Archives for : April 2014

DROPBOX DROPS JAWS: APPOINTS CONDI RICE TO BOARD

Dropbox has welcomed former U.S. Secretary of State Condoleezza Rice to its Board of Directors.

Yeah, they really did that. As they gear up for their IPO, the company—a file-sharing service, remember—has rolled out the red carpet for a woman who helped turn the U.S.A. into a George Orwell-on-training-wheels surveillance state.
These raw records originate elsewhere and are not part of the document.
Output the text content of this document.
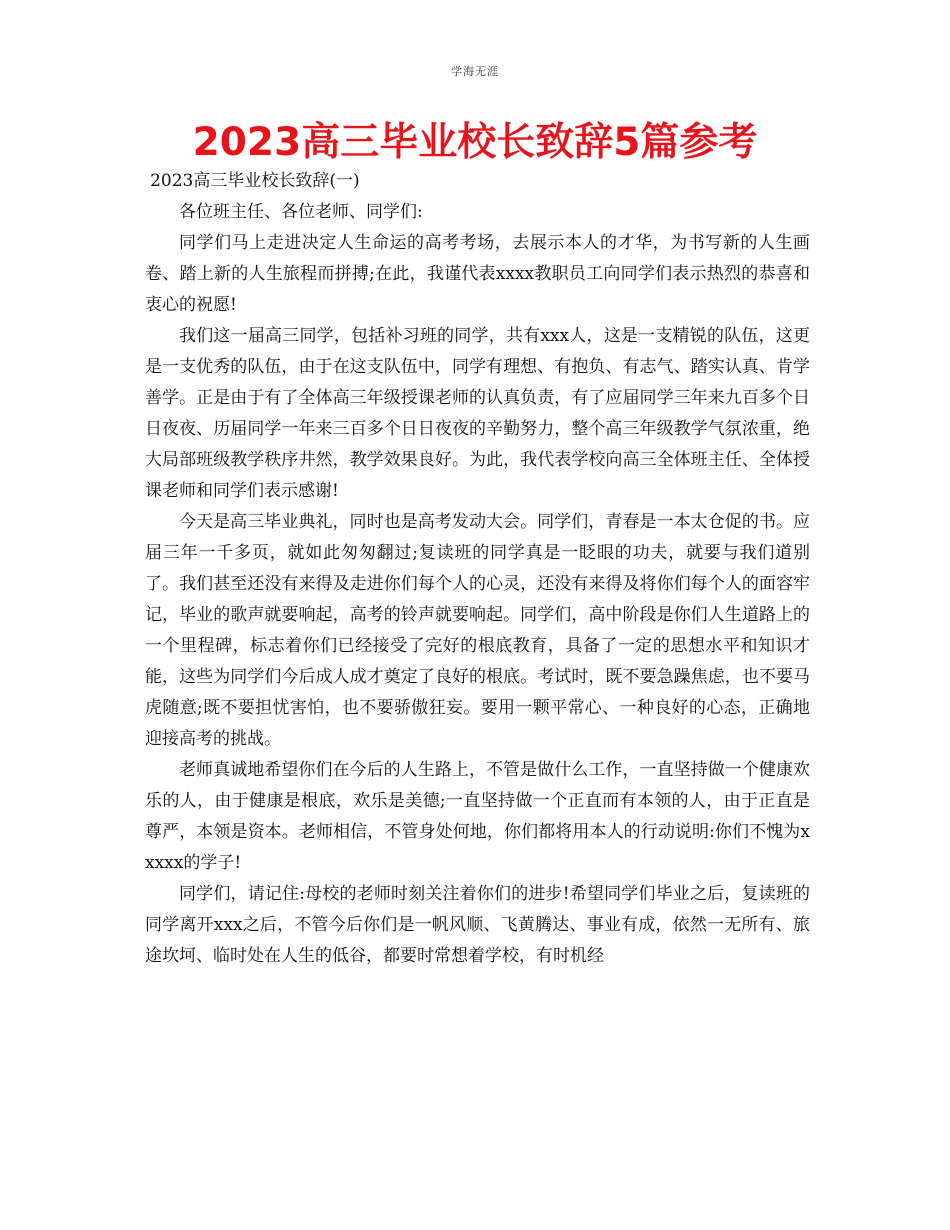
学海无涯
2023高三毕业校长致辞5篇参考

2023高三毕业校长致辞(一)

各位班主任、各位老师、同学们:

同学们马上走进决定人生命运的高考考场，去展示本人的才华，为书写新的人生画卷、踏上新的人生旅程而拼搏;在此，我谨代表xxxx教职员工向同学们表示热烈的恭喜和衷心的祝愿!

我们这一届高三同学，包括补习班的同学，共有xxx人，这是一支精锐的队伍，这更是一支优秀的队伍，由于在这支队伍中，同学有理想、有抱负、有志气、踏实认真、肯学善学。正是由于有了全体高三年级授课老师的认真负责，有了应届同学三年来九百多个日日夜夜、历届同学一年来三百多个日日夜夜的辛勤努力，整个高三年级教学气氛浓重，绝大局部班级教学秩序井然，教学效果良好。为此，我代表学校向高三全体班主任、全体授课老师和同学们表示感谢!

今天是高三毕业典礼，同时也是高考发动大会。同学们，青春是一本太仓促的书。应届三年一千多页，就如此匆匆翻过;复读班的同学真是一眨眼的功夫，就要与我们道别了。我们甚至还没有来得及走进你们每个人的心灵，还没有来得及将你们每个人的面容牢记，毕业的歌声就要响起，高考的铃声就要响起。同学们，高中阶段是你们人生道路上的一个里程碑，标志着你们已经接受了完好的根底教育，具备了一定的思想水平和知识才能，这些为同学们今后成人成才奠定了良好的根底。考试时，既不要急躁焦虑，也不要马虎随意;既不要担忧害怕，也不要骄傲狂妄。要用一颗平常心、一种良好的心态，正确地迎接高考的挑战。

老师真诚地希望你们在今后的人生路上，不管是做什么工作，一直坚持做一个健康欢乐的人，由于健康是根底，欢乐是美德;一直坚持做一个正直而有本领的人，由于正直是尊严，本领是资本。老师相信，不管身处何地，你们都将用本人的行动说明:你们不愧为xxxxx的学子!

同学们，请记住:母校的老师时刻关注着你们的进步!希望同学们毕业之后，复读班的同学离开xxx之后，不管今后你们是一帆风顺、飞黄腾达、事业有成，依然一无所有、旅途坎坷、临时处在人生的低谷，都要时常想着学校，有时机经
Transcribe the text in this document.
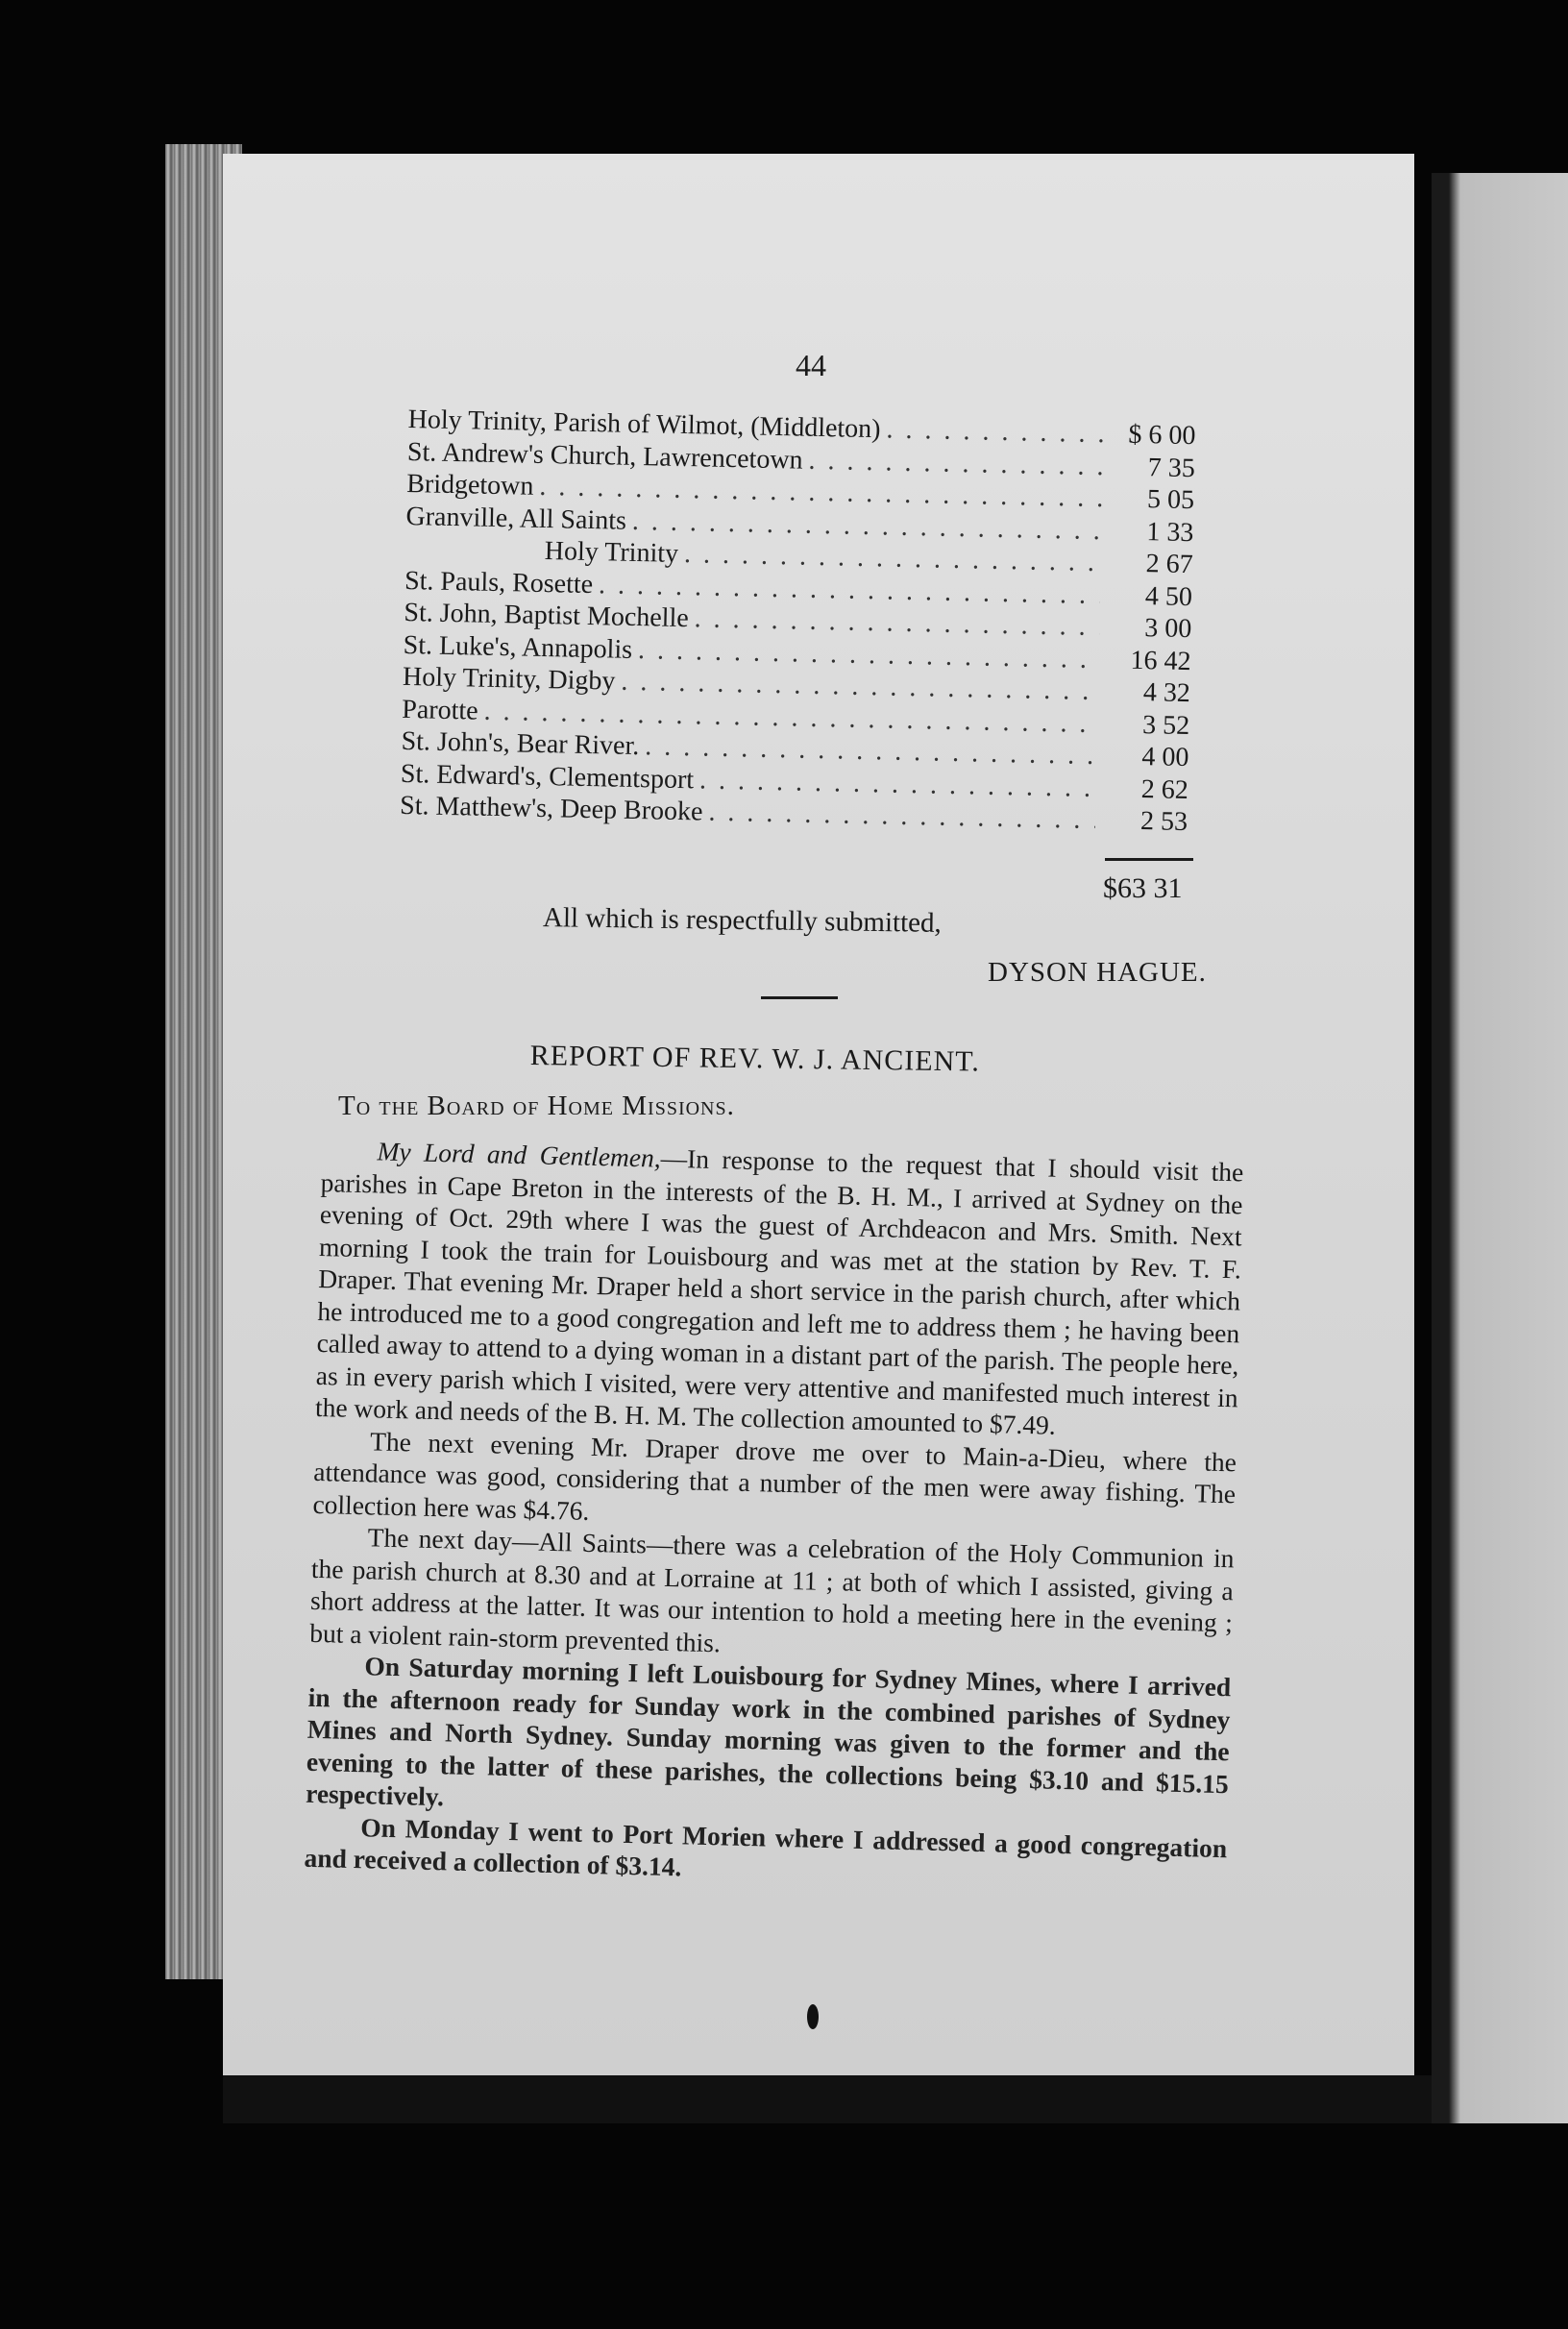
44
Holy Trinity, Parish of Wilmot, (Middleton) . . .	$ 6 00
St. Andrew's Church, Lawrencetown . . .	7 35
Bridgetown . . .	5 05
Granville, All Saints . . .	1 33
Holy Trinity . . .	2 67
St. Pauls, Rosette . . .	4 50
St. John, Baptist Mochelle . . .	3 00
St. Luke's, Annapolis . . .	16 42
Holy Trinity, Digby . . .	4 32
Parotte . . .	3 52
St. John's, Bear River. . . .	4 00
St. Edward's, Clementsport . . .	2 62
St. Matthew's, Deep Brooke . . .	2 53
$63 31
All which is respectfully submitted,
DYSON HAGUE.
REPORT OF REV. W. J. ANCIENT.
To the Board of Home Missions.

My Lord and Gentlemen,—In response to the request that I should visit the parishes in Cape Breton in the interests of the B. H. M., I arrived at Sydney on the evening of Oct. 29th where I was the guest of Archdeacon and Mrs. Smith. Next morning I took the train for Louisbourg and was met at the station by Rev. T. F. Draper. That evening Mr. Draper held a short service in the parish church, after which he introduced me to a good congregation and left me to address them ; he having been called away to attend to a dying woman in a distant part of the parish. The people here, as in every parish which I visited, were very attentive and manifested much interest in the work and needs of the B. H. M. The collection amounted to $7.49.

The next evening Mr. Draper drove me over to Main-a-Dieu, where the attendance was good, considering that a number of the men were away fishing. The collection here was $4.76.

The next day—All Saints—there was a celebration of the Holy Communion in the parish church at 8.30 and at Lorraine at 11 ; at both of which I assisted, giving a short address at the latter. It was our intention to hold a meeting here in the evening ; but a violent rain-storm prevented this.

On Saturday morning I left Louisbourg for Sydney Mines, where I arrived in the afternoon ready for Sunday work in the combined parishes of Sydney Mines and North Sydney. Sunday morning was given to the former and the evening to the latter of these parishes, the collections being $3.10 and $15.15 respectively.

On Monday I went to Port Morien where I addressed a good congregation and received a collection of $3.14.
(I could also mention her role in promoting torture and in prosecuting two wars that pretty much cratered the U.S. economy, but those don’t have anything to do with privacy, so I’ll chill.)

If you’re as outraged as I am, go ahead and join the “Drop Dropbox”campaign that’s sprung up in response. Or if you’re okay with it, then by all means send Condi your congrats. Just tag a note to your next client contract or wedding video. She’ll appreciate the personal touch.

EX-POPE POO-POO’S EXIT THEORIES

Erstwhile pontiff Benedict XVI recently stepped back into the limelight to publically dismiss the theories about why he became the first modern head of the insanely rich and powerful institution to take the early retirement option. Unfortunately for his former holiness, the crusading journalists at vatileaks are keeping the church’s many crimes in the public eye. Check out their jaw-dropping survey of how the clergy’s child abuse scandal has been an open wound for 2,000 years.